Face à ces dilemmes, les gouvernements ont globalement répondu par la négative, conservant une valeur unique de la vie humaine. Le domaine de la santé fait cependant exception, avec le développement dans certains pays de la mesure des gains en années de vie en bonne santé, qui conduit à faire des différences profondes dans la valeur de la vie selon l’âge et l’état de santé de chacun.

Toutes les vies ont-elles la même valeur ?

Les valeurs de la vie humaine présentées jusqu’ici font référence à des valeurs uniques pour l’ensemble de la population. Une telle égalisation pose cependant questions sur deux plans :

Trois caractéristiques principales ressortent de ces débats sur la différentiation du prix de la vie humaine : le niveau de revenus, l’âge, et l’état de santé ; chacune apportant des questions particulières, à la fois économiques et éthiques.

Les revenus : un déterminant clair de la valeur de la vie humaine, rejeté pour des raisons éthiques

Quelle que soit la méthode de mesure, le consentement à payer pour la sécurité augmente avec les revenus, montrant de façon robuste que les individus les plus riches placent une plus forte valeur sur la sécurité : ils achètent par exemple des voitures plus chères, mieux dotées en équipement de sécurité, et ils refusent également les travaux dangereux, souvent quel que soit le niveau de rémunération du risque.

De façon cohérente, ces différences dans la valeur de la vie humaine sont bien corrélées au niveau du PIB/habitant : les études s’appuyant sur le marché de l’emploi montrent par exemple une valeur de la vie humaine de 9 millions de US$ aux Etats-Unis, alors qu’elle n’est que de 230.000 US$ en Inde [1].

En matière de sécurité, les administrations nationales ne font cependant pas de distinction entre les individus sur la base de leurs revenus : elles incluent dans leurs analyses des valeurs de la vie humaine moyennées pour l’ensemble de la population quel que soit le groupe de personnes devant bénéficier de l’amélioration de sécurité. Cette absence de prise en compte des revenus se justifie éthiquement par un désir d’égalité dans l’accès à la sécurité, comme l’affirme en France le dernier rapport gouvernemental sur le sujet : « [la distinction selon les revenus] n’apparaît pas opportune du point de vue éthique.  […] Sauver une vie statistique, ou réduire le risque de décès, doit mobiliser la même somme d’argent quelle que soit la personne en jeu. » [2].

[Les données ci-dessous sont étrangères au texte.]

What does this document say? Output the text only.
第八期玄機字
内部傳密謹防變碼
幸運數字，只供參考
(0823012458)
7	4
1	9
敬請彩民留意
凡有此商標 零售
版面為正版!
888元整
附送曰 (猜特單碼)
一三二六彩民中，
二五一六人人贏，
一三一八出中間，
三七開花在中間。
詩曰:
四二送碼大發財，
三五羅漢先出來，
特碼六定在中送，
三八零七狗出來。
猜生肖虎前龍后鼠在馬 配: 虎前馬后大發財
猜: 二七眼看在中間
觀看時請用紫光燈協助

L’âge : un déterminant débattu de la valeur de la vie humaine

Les études fondées sur le marché de l’emploi (préférences révélées) montrent souvent une relation entre âge et valeur de la vie humaine statistique sous forme d’un U inversé : le consentement à payer augmente avec l’âge jusqu’à 45 ans avant de décliner pas la suite.

Une analyse de la valeur de la vie humaine selon l’âge aux Etats-Unis [3]

Source : Aldy, E. Joseph & Viscusi, W. Kip, « Adjusting the Value of a Statistical Life for Age and Cohort Effects », The Review of Economics and Statistics, Vol. 90, No. 3 (Aug., 2008), pp. 573-581

Cependant, les études de préférences déclarées ne confirment pas de façon robuste de relation entre l’âge des individus et leur valeur de la vie humaine [4]. Cette absence de consensus dans la population a d’ailleurs été rendue très visible aux Etats-Unis en 2003, lorsque l’Agence pour la Protection de l’Environnement américaine (EPA) a décidé, sur la base de certains travaux universitaires, d’appliquer une réduction de 37% de la valeur de la vie humaine pour les individus âgés de plus de 70 ans. Cette décision, décriée par la presse comme le « Senior Death Discount » [5], suscita un tollé et fut rapidement abandonnée au profit d’une valeur uniforme de la vie humaine.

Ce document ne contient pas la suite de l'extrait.